Washington y Teherán reavivan la tensión en el Golfo

Según Associated Press, Washington aseguró que sus acciones respondieron a los ataques iraníes contra tres embarcaciones en el estrecho de Ormuz.

La nueva escalada aumentó la incertidumbre sobre la continuidad del cese al fuego alcanzado entre ambas partes. El presidente de Estados Unidos, Donald Trump, afirmó que, a su juicio, la tregua «ha terminado», aunque indicó que permitirá que continúen las negociaciones diplomáticas.

Trump dice que la tregua «ha terminado»

«Para mí, se acabó», declaró el mandatario al ser consultado sobre el acuerdo para detener las hostilidades. No obstante, añadió que los representantes estadounidenses podrán seguir dialogando con Irán, aunque expresó dudas sobre la posibilidad de alcanzar un resultado positivo.

Las declaraciones de Trump provocaron un aumento en los precios internacionales del petróleo, debido al temor de que el conflicto vuelva a afectar el tránsito por el estrecho de Ormuz, una ruta clave para el comercio energético mundial.

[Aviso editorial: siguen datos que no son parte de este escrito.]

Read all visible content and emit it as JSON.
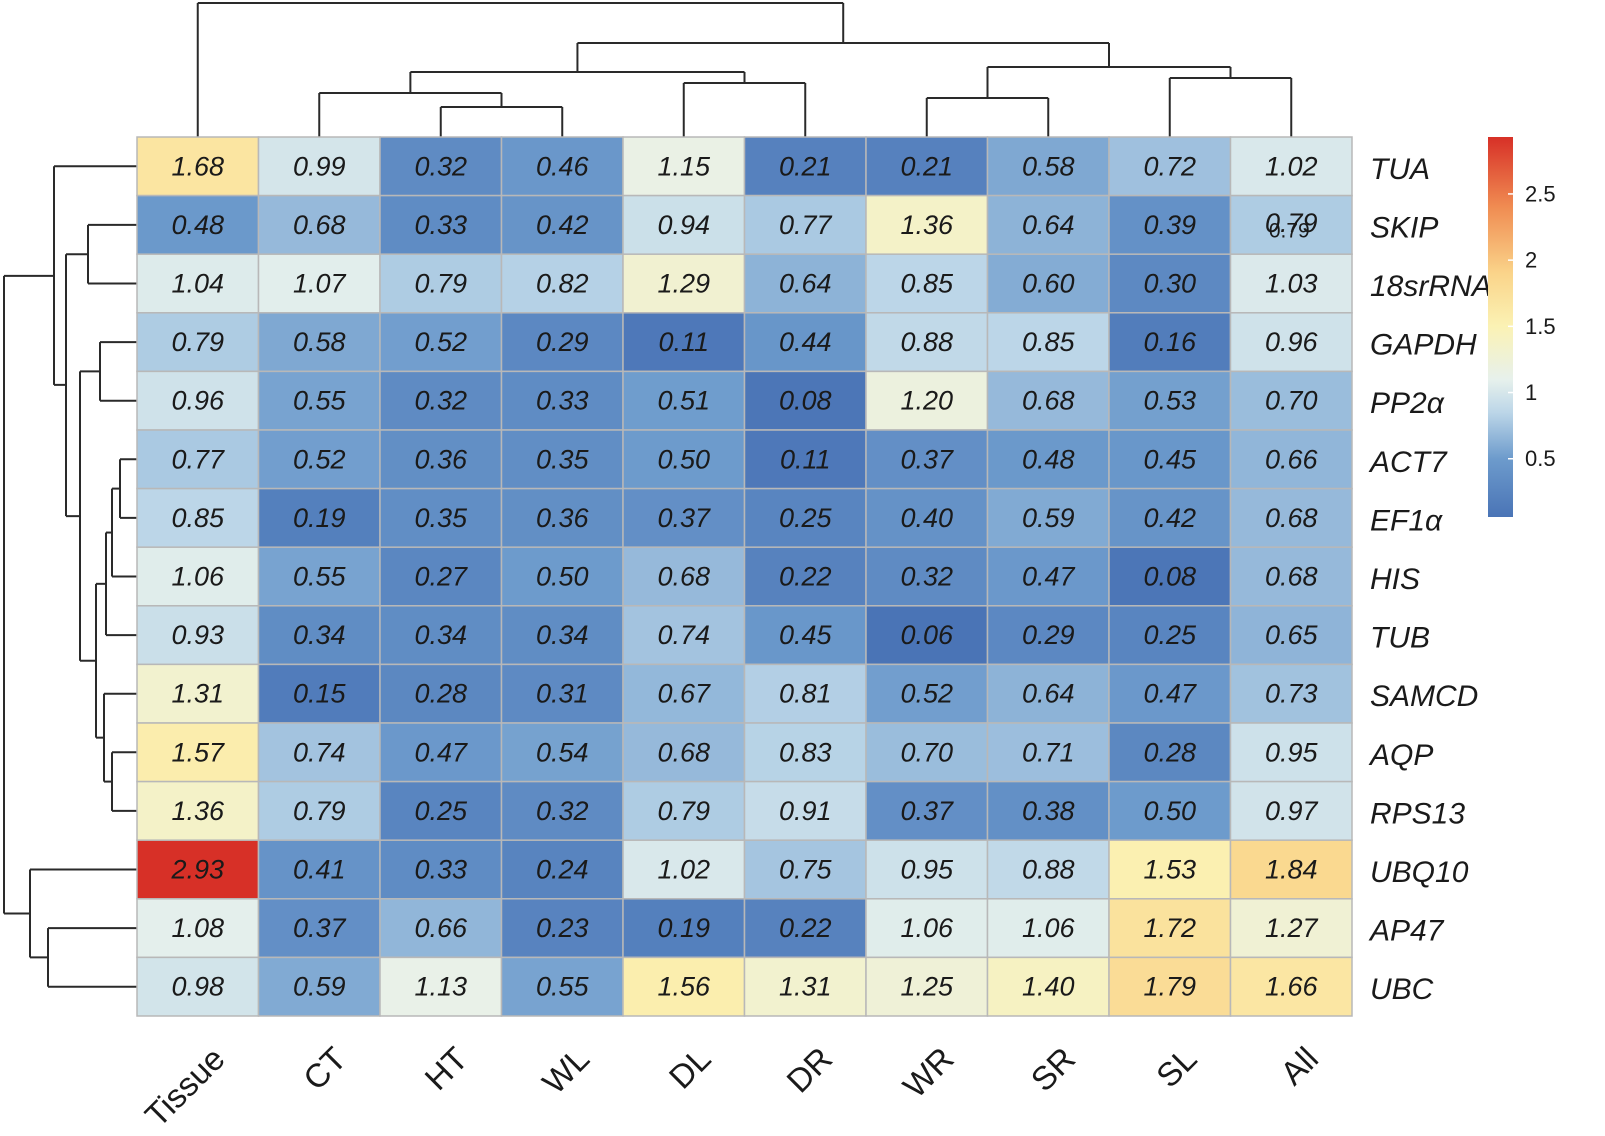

Las conversaciones para alcanzar un acuerdo definitivo estaban previstas para comenzar una vez concluyeran los funerales del líder supremo iraní, Ali Jamenei, fallecido el pasado 28 de febrero durante los primeros días del conflicto. Entre los principales temas previstos en la agenda figuraban la reapertura total del estrecho de Ormuz y el futuro del programa nuclear iraní.

Por su parte, el presidente del Parlamento iraní, Mohammad Bagher Qalibaf, aseguró que su país no cederá ante las presiones externas. En un mensaje publicado en la red social X, sostuvo que «la era de la intimidación y la extorsión ha terminado» y afirmó que esa estrategia «no conducirá a ningún resultado».